A California judge is reportedly allowing Meta to close its acquisition of virtual reality fitness startup Within, despite an ongoing antitrust case by the Federal Trade Commission. Bloomberg reports that a pair of sealed orders deny the FTC’s request to block the deal but with a one-week delay that will give the FTC time to appeal. The orders were posted yesterday, and a status hearing on the case is set for February 7th.
The FTC sued in July of 2022 to stop Meta’s acquisition of Within, which makes the popular VR app Supernatural. The agency argued that Meta’s purchase would expand its dominance in the consumer VR market, where Meta has staked many of its resources in recent years. The commission highlighted Meta’s previous merger with the company behind Beat Saber in 2019, claiming that the addition of Within would eliminate a “beneficial rivalry” between the two companies.

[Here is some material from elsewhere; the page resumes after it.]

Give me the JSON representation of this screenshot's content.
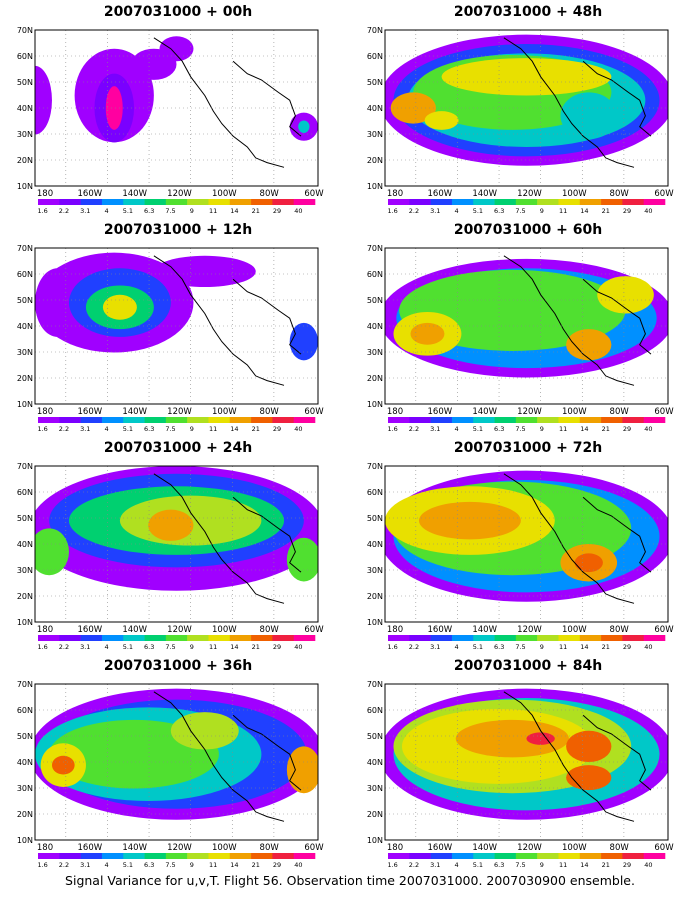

Meta fought the decision, but in December, it agreed to delay its Within acquisition until January 31st — although Meta CTO Andrew Bosworth said in a hearing that the company might drop the deal if it “doesn’t close in a timely manner.” Meta declined to discuss the decision at this point.
The FTC apparently faced internal disagreements over whether to intervene in Meta and Within’s deal, and its pursuit of the case stands in stark contrast to several relatively smooth Meta (formerly Facebook) acquisitions, including its purchase of VR startup Oculus in 2014. “Out of respect for the court’s orders, the FTC is not in a position to comment at this time,” FTC director of public affairs Douglas Farrar told The Verge in response to a request for comment.
If this week’s order stands, it would represent a loss for agency head and antitrust crusader Lina Khan. The defeat would come as the FTC fights to stop another game-related merger: Microsoft’s acquisition of Activision. The two cases have significant differences — particularly the small size of the VR market compared to the overall games industry, as well as the FTC’s choice to specifically focus on the market for fitness VR apps in the Within case, not VR or games in general. Nonetheless, the decision could indicate an uphill battle to limit tech industry consolidation — despite persistent attempts to give antitrust watchdogs teeth.